Sang ratu terdiam dan tiba-tiba menarik tangannya dari tangan Aldrich.
Dia memegang perutnya dan tidak mengatakan sepatah kata pun. Sebaliknya, dia diam-diam mengangguk.
Aldrich tidak kesal dengan sikap penolakan sang ratu. Dia sebaliknya menggambarkan kelembutan. Dia melirik ratu lagi dengan mata tua yang murung.
“Semoga Tuhan memberkatimu.”
Dia kemudian berbalik dan berjalan ke koridor.

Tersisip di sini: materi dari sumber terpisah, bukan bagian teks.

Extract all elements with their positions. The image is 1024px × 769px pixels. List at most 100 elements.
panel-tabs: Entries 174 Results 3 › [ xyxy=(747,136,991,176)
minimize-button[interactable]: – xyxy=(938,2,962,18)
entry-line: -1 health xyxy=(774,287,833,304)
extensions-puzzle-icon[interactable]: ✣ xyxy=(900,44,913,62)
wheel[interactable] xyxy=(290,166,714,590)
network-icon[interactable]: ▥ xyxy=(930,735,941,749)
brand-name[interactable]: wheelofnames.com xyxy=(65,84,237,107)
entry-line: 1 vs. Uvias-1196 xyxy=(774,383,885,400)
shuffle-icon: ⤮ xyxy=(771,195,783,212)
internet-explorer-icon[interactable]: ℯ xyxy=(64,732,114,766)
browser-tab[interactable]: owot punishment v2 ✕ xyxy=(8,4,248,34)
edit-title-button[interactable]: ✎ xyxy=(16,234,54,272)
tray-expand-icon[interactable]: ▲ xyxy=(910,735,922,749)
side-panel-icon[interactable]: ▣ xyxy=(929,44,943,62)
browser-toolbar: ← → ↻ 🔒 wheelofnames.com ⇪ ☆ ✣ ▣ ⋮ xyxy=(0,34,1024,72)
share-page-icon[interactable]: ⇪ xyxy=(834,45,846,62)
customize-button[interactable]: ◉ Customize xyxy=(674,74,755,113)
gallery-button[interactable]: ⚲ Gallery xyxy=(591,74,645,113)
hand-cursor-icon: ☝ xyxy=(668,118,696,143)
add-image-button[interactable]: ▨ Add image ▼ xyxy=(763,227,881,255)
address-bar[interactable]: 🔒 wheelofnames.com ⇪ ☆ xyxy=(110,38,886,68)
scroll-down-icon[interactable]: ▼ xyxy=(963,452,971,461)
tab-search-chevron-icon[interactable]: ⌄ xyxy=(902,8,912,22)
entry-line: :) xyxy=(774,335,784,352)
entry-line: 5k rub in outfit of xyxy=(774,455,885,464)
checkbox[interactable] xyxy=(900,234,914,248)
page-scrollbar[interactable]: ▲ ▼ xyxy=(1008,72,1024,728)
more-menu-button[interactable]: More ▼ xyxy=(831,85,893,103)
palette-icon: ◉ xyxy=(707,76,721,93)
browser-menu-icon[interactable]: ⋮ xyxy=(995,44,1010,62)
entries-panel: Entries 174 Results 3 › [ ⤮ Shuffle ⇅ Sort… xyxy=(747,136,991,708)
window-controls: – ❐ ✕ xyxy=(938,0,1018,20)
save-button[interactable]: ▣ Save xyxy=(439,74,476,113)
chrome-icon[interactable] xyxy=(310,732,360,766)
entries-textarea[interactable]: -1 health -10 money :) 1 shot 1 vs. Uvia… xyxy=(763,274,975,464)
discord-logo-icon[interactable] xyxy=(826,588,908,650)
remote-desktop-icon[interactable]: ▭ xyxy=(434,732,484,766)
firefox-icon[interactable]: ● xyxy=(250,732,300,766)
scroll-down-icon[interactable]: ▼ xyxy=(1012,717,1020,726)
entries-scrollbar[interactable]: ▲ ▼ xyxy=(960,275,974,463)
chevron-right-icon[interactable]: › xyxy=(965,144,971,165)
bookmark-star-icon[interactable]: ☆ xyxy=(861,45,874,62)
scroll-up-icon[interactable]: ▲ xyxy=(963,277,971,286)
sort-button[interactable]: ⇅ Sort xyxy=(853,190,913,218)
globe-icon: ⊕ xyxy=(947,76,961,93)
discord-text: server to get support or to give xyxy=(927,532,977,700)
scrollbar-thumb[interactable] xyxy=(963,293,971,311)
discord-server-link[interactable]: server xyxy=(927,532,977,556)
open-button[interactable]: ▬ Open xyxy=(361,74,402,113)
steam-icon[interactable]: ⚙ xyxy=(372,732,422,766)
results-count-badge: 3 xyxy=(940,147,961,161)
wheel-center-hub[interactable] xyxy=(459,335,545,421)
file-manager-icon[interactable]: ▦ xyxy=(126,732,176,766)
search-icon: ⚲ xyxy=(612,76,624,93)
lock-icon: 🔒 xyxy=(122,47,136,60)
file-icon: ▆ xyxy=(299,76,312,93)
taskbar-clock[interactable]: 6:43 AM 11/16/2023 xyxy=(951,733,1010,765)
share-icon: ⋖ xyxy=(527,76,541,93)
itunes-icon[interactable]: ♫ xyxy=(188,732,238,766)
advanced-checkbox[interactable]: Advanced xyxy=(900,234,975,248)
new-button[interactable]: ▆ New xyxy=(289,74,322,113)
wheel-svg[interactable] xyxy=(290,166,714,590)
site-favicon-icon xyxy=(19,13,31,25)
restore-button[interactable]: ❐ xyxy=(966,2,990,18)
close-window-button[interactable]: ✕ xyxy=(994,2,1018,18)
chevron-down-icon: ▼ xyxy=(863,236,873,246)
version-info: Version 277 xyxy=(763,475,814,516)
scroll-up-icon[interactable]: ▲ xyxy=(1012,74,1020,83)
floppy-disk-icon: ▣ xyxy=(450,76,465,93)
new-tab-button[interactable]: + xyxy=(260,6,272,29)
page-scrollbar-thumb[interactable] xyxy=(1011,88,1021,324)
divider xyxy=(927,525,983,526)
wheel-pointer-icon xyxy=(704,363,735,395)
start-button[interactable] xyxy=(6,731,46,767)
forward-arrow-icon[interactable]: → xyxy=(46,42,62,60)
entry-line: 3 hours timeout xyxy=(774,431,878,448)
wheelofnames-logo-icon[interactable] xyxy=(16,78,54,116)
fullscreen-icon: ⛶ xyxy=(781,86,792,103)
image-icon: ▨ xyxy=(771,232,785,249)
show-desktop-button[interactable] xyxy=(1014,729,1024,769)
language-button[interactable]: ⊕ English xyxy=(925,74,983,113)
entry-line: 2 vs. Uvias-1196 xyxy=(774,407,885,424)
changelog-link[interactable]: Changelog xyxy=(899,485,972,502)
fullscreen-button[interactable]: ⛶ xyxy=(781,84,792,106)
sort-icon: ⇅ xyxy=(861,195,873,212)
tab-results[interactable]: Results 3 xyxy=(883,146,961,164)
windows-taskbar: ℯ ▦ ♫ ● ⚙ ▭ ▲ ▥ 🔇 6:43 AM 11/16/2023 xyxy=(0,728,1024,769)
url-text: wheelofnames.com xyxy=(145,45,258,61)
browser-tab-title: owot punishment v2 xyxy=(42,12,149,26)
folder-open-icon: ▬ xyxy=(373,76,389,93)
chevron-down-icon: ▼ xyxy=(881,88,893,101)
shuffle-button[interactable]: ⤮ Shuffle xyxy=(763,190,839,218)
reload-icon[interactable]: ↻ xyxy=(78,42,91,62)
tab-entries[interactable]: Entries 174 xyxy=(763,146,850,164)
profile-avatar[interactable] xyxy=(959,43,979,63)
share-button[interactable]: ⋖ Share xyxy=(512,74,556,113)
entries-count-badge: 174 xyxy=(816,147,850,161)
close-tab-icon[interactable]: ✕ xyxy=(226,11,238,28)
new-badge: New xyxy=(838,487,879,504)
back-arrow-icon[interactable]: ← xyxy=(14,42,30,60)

Uskup berjubah ungu, ratu yang tampak berlinang air mata, para wanita yang menunggu yang menundukkan kepala… Masing-masing dan semua orang mengikuti di belakang Aldrich, diam-diam bergerak maju, seolah-olah mereka sedang dalam perjalanan untuk berkabung di pemakaman.
Aldrich memimpin di depan. Matahari menyinari wajahnya yang keriput, seolah-olah itu menggambarkan barisan pegunungan.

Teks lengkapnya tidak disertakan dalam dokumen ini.